Si uno ha decidido abandonar la demagogia y tomarse el conocimiento político en serio, no creo que la verdad de una determinada situación histórica se encuentre, de manera completa y total, en lo que la gente siente y padece, empezando por el hecho de que no tenemos ni la más remota idea de quiénes forman parte de la gente y son, por ello, buenas y decentes personas cuyos sentimientos políticos tienen la última palabra (del mismo modo que los sentimientos de las víctimas del terrorismo, siendo valiosos e indispensables, no pueden tener la última palabra de la política antiterrorista).
Ahora bien, para que un izquierdista como Errejón lleve su kantismo hasta el extremo de una crítica desapasionada y fría de la indignación popular a fin de reconsiderar esta antes de avalar sus quejas discriminadamente, se necesitaría cifrar la verdad de la política fuera de las mareas populares y no navegar ciegamente, por pura conveniencia ideológica, con el viento a favor de estas.
El kantismo, debido a sus elevadísimas exigencias intelectuales, demanda que seamos políticamente incorrectos (justo lo que Podemos no ha sido hasta ahora) y que nos atrevamos a sostener puntos de vista que no siempre serán del agrado de nuestra parroquia política. Meter a Kant, como lo mete Errejón, en el saco de la nueva izquierda tiene contraindicaciones si uno pretende seguir siendo en compañía de Kant quien, salvo algún retoque puntual, había sido antes de conocerle.
Señor Errejón, con respeto intelectual le diría, y perdone el atrevimiento y el tono de maestrillo sabelotodo y petulante, que prescindir de la página en blanco como estrategia política es una buena idea para que la izquierda deje de actuar como un niño ensoberbecido. Y, sobre todo, después de más de dos siglos de pensamiento izquierdista y horrores izquierdistas, entre otros muchos horrores.
Lo que no termino de entender es cómo se puede abandonar la página en blanco de la superioridad moral si uno aún se resiste a poner la mente completamente en blanco y hacer el experimento cartesiano y kantiano de un escepticismo radical. Experimento necesario antes de proceder a ocupar la cabeza con ideas claras y distintas. Su populismo de base, ¿ha sido cribado por la razón, es una idea clara y distinta? A mí, y quizá me equivoco, me recuerda al vergonzante residuo izquierdista de alguien que lucha por liberarse del dogmatismo, mas no demasiado….

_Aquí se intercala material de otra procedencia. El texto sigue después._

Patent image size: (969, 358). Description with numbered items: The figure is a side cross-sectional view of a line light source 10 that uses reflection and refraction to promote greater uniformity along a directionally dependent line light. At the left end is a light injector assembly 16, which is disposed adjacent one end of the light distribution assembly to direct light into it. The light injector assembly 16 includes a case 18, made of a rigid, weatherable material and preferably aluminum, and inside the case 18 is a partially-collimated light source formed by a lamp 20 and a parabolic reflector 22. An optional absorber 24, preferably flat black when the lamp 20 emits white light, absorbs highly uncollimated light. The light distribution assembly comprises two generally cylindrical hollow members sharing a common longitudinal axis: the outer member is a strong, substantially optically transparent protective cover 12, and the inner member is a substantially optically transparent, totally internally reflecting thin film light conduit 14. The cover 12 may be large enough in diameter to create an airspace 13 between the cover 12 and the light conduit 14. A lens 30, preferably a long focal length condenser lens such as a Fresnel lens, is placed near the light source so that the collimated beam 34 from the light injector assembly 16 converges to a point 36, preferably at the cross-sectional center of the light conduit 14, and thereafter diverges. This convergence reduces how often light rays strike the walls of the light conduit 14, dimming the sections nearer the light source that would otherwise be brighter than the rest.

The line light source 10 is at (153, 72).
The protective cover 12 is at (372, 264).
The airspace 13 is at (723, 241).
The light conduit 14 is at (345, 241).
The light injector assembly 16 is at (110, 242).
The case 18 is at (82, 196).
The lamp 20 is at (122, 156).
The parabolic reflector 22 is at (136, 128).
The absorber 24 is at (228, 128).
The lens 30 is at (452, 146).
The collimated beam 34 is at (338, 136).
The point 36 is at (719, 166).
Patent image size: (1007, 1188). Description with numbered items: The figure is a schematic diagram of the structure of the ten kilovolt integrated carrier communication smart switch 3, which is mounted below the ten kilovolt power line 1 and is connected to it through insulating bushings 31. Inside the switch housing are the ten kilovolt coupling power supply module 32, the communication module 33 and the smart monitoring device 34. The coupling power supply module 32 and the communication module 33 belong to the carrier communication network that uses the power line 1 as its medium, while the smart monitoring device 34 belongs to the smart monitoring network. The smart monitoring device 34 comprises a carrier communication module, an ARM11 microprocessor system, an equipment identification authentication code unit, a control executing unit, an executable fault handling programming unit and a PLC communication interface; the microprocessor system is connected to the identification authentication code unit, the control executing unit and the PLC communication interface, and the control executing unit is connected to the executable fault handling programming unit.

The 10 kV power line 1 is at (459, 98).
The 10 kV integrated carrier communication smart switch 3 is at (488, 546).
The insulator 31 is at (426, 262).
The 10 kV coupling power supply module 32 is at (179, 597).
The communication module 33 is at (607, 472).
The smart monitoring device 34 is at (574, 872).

Una última cosa. Usted enuncia su programa kantiano de reforma del entendimiento izquierdista, algo así como una necesaria revolución copernicana de la cual el libro que prologa se halla muy, pero que muy lejos, aseverando:
“Nuestra obligación, por tanto, es enamorarnos éticamente de la trascendencia de nuestros valores, pero sin darlos por ciertos hasta que sean una verdad política, hoy por construir“.
Para un kantiano de izquierdas, eso del enamoramiento “de la trascendencia de nuestros valores” tiene un aire un tanto cursi y melifluo, suena a redacción de colegio, a política sentimental. Aunque puede que sea un guiño a Susanita, que no ha dejado ni por un momento de mirar con arrobo tanto al autor del libro como al prologuista. Si es así, me callo. Pues el corazón tiene razones que la razón no entiende. Y el arrobo de Susanita, más que la navaja de Kant, quizá sea lo único que pueda atemperar las diferencias entre Cuenca y Errejón. Un kantiano oportunista el primero y tibio el segundo.
Yo espero más del segundo que del primero porque Errejón, al menos, parece tener algo que decir que no se limita a las frívolas banalidades de Cuenca. A este le pediría, después de haberme comprado su libro por verdadero interés, que se hubiese esforzado un poco más a la hora de escribirlo. Esfuerzo que sí es perceptible en el prólogo del fundador de Podemos.